Fallimenti e semi-vittorie a parte, nonostante i numeri non siano dalla parte dei secessionisti, Mas ha dichiarato “l’inizio del processo di indipendenza”. Un periodo post-elettorale nel quale sono previsti gli interventi volti alla formazione delle strutture istituzionale e successivamente un vero referendum per la Costituzione del nuovo – ipotetico – Stato. “Non ci arrenderemo – continua il leader di Junt Pel Sì dopo lo spoglio elettorale – e avremo l’indipendenza in 18 mesi” conclude. Se le parole di Mas si realizzassero, lo scenario sarebbe quello di uno stallo politico in cui il governo spagnolo dichiarerebbe non validi i tentativi e le dichiarazioni di indipendenza catalana, aprendo a una fase di ricorsi contro le nuove leggi. E l’Europa? L’Ue parla chiaro in materia: nel 2013 Pia Ahrenkilde Hansen, Portavoce della Commissione, dichiarò come “l’Ue è stata creata dai trattati, che si applicano agli Stati. Se una parte di territorio cessa di essere parte dello Stato, non sarebbe più parte dell’Ue: un nuovo Stato sarebbe considerato Paese terzo”. Contrario Mas che fiero dichiara come “non conviene a nessuno degli Stati membri cacciare la Catalogna dall’Unione”. Il governo spagnolo appoggia le leggi di Bruxelles. Le grandi banche intimano l’abbandono della Catalogna, insomma, questione anche di opinioni.
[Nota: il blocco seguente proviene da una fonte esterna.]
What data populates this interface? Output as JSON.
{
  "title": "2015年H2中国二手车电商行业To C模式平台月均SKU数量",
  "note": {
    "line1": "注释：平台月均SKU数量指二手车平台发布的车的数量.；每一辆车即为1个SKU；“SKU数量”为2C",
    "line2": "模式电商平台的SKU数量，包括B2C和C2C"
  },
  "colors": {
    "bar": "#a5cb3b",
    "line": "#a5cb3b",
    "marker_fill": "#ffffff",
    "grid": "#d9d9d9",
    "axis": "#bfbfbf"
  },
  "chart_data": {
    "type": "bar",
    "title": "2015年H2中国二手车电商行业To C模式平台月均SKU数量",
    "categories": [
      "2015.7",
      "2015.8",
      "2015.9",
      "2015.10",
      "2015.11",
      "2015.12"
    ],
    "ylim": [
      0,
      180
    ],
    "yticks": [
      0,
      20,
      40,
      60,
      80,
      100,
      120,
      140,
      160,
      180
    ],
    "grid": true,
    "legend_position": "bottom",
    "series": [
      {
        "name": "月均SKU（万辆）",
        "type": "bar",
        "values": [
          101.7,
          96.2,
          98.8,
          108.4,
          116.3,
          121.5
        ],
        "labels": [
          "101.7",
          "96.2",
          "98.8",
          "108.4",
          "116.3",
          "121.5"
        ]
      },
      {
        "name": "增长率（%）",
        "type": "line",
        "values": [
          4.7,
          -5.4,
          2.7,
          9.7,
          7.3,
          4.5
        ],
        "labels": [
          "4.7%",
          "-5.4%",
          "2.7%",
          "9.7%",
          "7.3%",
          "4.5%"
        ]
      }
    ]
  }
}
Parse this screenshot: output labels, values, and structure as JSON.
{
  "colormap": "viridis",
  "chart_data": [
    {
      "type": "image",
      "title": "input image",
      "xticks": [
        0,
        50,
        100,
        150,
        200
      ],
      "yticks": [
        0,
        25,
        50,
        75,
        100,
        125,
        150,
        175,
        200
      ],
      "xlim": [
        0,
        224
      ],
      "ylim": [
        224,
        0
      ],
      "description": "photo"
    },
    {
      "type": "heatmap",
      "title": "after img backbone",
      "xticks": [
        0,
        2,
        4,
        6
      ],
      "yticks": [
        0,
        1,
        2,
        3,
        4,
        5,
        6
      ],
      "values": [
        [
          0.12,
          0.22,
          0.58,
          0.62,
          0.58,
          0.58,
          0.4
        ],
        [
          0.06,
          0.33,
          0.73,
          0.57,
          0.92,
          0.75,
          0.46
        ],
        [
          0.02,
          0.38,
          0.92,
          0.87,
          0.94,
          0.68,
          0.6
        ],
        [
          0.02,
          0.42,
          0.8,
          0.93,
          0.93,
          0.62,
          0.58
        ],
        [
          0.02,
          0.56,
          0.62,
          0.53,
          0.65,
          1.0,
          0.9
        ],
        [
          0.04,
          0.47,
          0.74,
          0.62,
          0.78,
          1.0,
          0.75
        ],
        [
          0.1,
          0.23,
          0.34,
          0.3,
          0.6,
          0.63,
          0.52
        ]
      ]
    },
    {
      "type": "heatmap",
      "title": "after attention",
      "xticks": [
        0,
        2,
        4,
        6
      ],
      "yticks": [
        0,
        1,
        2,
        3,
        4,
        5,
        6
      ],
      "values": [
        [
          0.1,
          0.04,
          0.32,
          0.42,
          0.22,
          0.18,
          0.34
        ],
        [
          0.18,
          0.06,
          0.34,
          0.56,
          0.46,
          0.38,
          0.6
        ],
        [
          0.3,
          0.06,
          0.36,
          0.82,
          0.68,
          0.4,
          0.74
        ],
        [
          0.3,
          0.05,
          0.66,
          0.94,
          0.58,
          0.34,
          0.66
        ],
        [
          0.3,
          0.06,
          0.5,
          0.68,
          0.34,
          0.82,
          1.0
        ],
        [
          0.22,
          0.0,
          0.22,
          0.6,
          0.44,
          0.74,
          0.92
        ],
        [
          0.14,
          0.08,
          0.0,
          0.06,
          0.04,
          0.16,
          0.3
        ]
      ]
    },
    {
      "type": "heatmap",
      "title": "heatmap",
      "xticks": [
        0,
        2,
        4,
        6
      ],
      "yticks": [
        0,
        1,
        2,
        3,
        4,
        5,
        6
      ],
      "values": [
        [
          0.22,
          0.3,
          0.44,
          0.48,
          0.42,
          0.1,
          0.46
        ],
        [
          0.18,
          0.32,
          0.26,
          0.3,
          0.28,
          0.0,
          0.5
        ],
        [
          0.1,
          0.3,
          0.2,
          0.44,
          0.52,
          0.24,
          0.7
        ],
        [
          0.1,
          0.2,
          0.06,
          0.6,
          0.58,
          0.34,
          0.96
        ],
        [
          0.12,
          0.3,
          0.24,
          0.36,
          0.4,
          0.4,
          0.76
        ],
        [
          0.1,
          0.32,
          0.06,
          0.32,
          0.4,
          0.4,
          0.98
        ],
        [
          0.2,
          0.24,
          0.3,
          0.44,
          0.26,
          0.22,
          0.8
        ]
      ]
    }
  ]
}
Il prossimo appuntamento nel mattatoio politico di Spagna a dicembre per le elezioni politiche nazionali, forse le più difficili per l’attuale establishment iberico chiamato a superare – difficilmente – se stesso. Sulla scia della voglia di cambiamento esacerbata dall’elettorato nelle elezioni degli ultimi anni, una possibile scossa porterebbe alla fine dei partiti tradizionali o perlomeno alla forte diversificazione dei protagonisti della politica spagnola; in caso di un nuovo e saldo balzo in avanti di nuove forze politiche, molti progetti potrebbero fissarsi definitivamente, fra questi – ma non solo – quelli degli indipendentisti.